If our data were normally distributed with our stated mean and variance, then this curve should look similar to the cdf curve of our supposed model. We can plot both of these on the same set of axes to see if this is the case:

In [7]:
from scipy.stats import norm

sample_average = np.mean(data)
sample_variance = np.var(data)

null_cdf = []
for ind in range(100):
    null_cdf.append(norm.cdf(emperical_cdf_x[ind],loc=sample_average,scale=np.sqrt(sample_variance)))
    
plt.figure()
plt.plot(emperical_cdf_x,emperical_cdf,'-.',emperical_cdf_x,null_cdf,'r--')
Out[7]:
[<matplotlib.lines.Line2D at 0xb28c588>,
 <matplotlib.lines.Line2D at 0xb28c748>]

Looking at these curves it seems that our data could be normally distributed but it is unclear. Somehow we need to adress the fact that we aren't comparing single points but we are comparing entire functions. We can use this however as a starting point for forming our test statistic. Lets define our test statistic $T$ as the largest distance between these two curves. Using mathematical notation we can write this as:

$$T = \sup_x |F(x) - \hat{F}(x)| $$

Here $F$ corresponds to the normal cdf curve and $\hat{F}$ is the emperical cdf.
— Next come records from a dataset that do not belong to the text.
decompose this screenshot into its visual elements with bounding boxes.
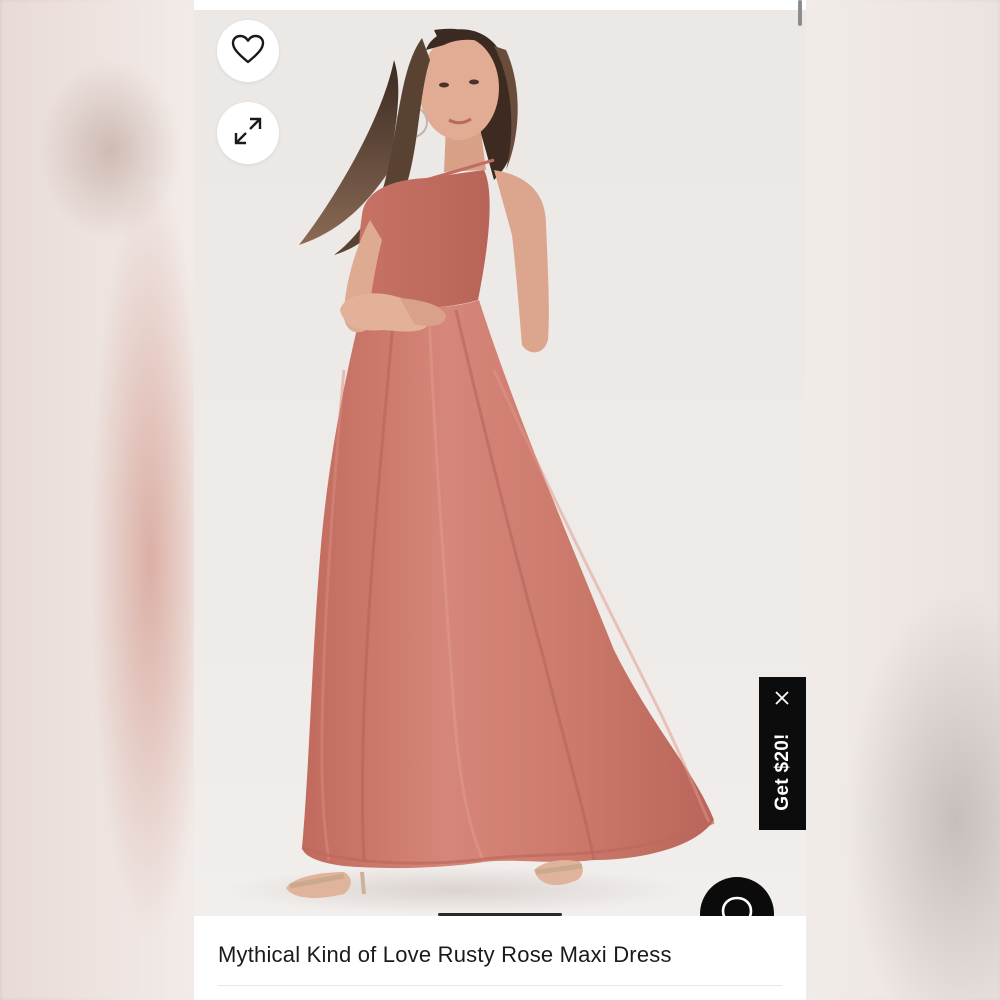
product-title-bar: Mythical Kind of Love Rusty Rose Maxi Dr… xyxy=(194,916,806,1000)
promo-label[interactable]: Get $20! xyxy=(772,733,794,810)
divider xyxy=(218,985,782,986)
product-photo[interactable] xyxy=(194,10,806,916)
phone-screen: Get $20! Mythical Kind of Love Rusty Ros… xyxy=(194,0,806,1000)
scroll-indicator[interactable] xyxy=(798,0,802,26)
blurred-background-right xyxy=(806,0,1000,1000)
model-illustration xyxy=(224,28,715,914)
screenshot-stage: Get $20! Mythical Kind of Love Rusty Ros… xyxy=(0,0,1000,1000)
expand-image-button[interactable] xyxy=(217,102,279,164)
blurred-background-left xyxy=(0,0,194,1000)
wishlist-button[interactable] xyxy=(217,20,279,82)
product-title: Mythical Kind of Love Rusty Rose Maxi Dr… xyxy=(218,942,672,967)
heart-icon xyxy=(231,34,265,69)
close-icon[interactable] xyxy=(771,687,793,709)
expand-arrows-icon xyxy=(232,115,264,152)
promo-tab[interactable]: Get $20! xyxy=(759,677,806,830)
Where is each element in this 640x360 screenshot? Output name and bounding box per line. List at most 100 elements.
Intuitively this is a useful measurment for how close the distributions are since if the largest separation between these two curves is small then it is likely that they are actually the same distribution. It has been shown that the scaled statistic $\sqrt{n}T$ in fact has a known distribution which is known as the kolmogorov distribution, and hence forms the basis of the kolmogorov hypothesis test. Much like the pivots we formed for parametric tests, the kolmogorv distribution does not depend on the underlying distribution of the null hypothesis. Using this fact we can compute the following p value for this test:

$$p = \mathbb{P}(\sqrt{n}T \leq K) $$

Here $K$ follows the kolmogorov distribution. Using code we can compute the $p$-value as follows:

In [8]:
from scipy.stats import ksone
null_cdf = np.array(null_cdf)

differences = np.abs(null_cdf  - emperical_cdf)
kol_stat = np.amax(differences)

p = ksone.cdf(kol_stat,50.0)
print('the p-value of the kolmogorov test is: '+str(p))
the p-value of the kolmogorov test is: 0.724583250746

Evaluating these results can we say our data is normally distributed?